Published: 08:02, 19 January 2022
| Updated: 08:11, 19 January 2022
By Dominic Picksley
Dover’s Pat Briscoe was left to rue a missed opportunity as he failed to clinch a quarter-final appearance in the Open Singles at the World Indoor Bowls Championships after losing to Mervyn King on a tie-break.
After dispatching eighth seed David Gourlay in the first round, hopes were high in the Briscoe camp he could send ninth seed King packing, too.
But despite the Norfolk star not being at his best on Tuesday, the Ashford Indoor Bowls Club player couldn’t take advantage, eventually losing a nervy tie-break.
And in the best-of-three-end lottery at 1-0 up, Briscoe - playing with strapping on his right knee - had the final bowl on the second end to send him into the last-eight but he fluffed his lines, missing with a drive.
King won the end and then he rose to the occasion on the next to leave Briscoe thinking what might have been.
“I am obviously very disappointed,” he said. “I had a big chance in the tie-break, but my head was playing tricks on me by that stage.
"I lacked the killer instinct to take that chance on a day like this that may never come again.
“It is a wonderful place here and I’ve thoroughly enjoyed the experience, but it’s a tough one to take for now.”
King was always in command in the first set, building up a 4-0 lead, which then became 7-2 as Briscoe struggled to find any sort of consistency on the portable blue rink.
The man in red eventually took it 10-5 to leave Briscoe with a mountain to climb.
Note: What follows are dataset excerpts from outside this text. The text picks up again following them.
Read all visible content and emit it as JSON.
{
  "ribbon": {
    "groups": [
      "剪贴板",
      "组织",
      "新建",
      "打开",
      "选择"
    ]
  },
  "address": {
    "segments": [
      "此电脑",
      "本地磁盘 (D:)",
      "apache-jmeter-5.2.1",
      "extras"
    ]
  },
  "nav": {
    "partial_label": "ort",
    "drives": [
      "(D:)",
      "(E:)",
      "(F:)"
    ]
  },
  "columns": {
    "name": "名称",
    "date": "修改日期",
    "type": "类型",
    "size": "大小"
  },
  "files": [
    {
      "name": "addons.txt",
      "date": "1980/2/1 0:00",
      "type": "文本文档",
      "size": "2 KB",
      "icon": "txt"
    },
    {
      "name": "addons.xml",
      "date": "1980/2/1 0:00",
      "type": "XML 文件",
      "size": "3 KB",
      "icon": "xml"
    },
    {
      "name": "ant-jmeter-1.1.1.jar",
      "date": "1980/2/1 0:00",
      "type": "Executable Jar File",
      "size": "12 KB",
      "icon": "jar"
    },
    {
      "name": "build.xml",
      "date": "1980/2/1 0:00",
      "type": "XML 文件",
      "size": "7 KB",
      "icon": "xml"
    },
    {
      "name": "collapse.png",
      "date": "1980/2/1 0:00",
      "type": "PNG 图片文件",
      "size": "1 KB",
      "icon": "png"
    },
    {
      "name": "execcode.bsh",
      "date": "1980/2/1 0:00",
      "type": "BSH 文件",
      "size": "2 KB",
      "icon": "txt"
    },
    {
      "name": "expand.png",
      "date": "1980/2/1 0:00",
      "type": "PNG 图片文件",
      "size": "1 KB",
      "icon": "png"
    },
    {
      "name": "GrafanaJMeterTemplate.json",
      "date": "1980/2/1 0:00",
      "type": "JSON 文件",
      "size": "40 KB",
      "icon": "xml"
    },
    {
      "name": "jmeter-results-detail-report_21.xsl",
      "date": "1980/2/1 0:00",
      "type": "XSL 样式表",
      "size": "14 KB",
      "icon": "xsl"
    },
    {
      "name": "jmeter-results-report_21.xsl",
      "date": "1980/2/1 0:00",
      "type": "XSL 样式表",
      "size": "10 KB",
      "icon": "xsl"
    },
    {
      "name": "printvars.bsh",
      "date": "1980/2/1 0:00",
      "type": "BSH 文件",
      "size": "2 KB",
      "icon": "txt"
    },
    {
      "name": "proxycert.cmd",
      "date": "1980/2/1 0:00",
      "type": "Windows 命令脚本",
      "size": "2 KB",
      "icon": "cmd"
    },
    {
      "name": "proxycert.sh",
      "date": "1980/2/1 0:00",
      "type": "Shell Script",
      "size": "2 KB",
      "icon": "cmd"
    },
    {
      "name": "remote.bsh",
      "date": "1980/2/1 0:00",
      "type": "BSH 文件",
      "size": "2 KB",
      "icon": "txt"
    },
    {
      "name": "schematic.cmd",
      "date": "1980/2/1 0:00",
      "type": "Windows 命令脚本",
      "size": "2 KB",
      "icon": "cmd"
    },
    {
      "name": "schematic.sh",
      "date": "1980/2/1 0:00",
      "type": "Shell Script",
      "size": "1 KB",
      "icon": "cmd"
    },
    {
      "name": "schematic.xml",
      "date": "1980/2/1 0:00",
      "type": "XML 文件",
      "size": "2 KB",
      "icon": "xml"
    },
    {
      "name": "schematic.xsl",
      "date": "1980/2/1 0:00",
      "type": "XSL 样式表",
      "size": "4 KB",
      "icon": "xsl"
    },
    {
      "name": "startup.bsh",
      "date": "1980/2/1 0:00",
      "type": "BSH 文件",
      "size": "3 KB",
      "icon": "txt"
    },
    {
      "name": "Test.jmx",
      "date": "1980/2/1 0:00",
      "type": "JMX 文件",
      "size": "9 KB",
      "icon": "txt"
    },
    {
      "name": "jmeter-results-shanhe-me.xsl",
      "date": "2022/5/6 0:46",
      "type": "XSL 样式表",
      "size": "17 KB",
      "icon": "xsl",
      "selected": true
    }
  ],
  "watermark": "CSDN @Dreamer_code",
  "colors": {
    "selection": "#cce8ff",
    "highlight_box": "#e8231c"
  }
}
But he carved out a 6-2 advantage after six ends, but King bounced back to lead 7-6 with one end to play.
The writing looked to be on the wall for Briscoe, needing a double to prolong the tie, but he produced his best end of the match to pocket a three as King became wayward.
And then came the heart-breaking tie-break, which Briscoe will still be having sleepless nights over after throwing away the chance to book a first-ever place in the quarter-final of the grandest indoor tournament of them all.
“I struggled on the rink, unfortunately. I’m not going to blame the rink but it was just different,” added Briscoe.
“For some reason, which I cannot explain, I kept dropping short on the backhand in the first set. The lines were different even from the morning when I had a practise.
“I was very frenetic and then all that tension goes through your body and I didn’t feel my deliveries were particularly smooth.
“I said in the pre-match interview that I had to draw well and singles is all about getting your first bowl in and I didn’t do that. That’s what is so disappointing.”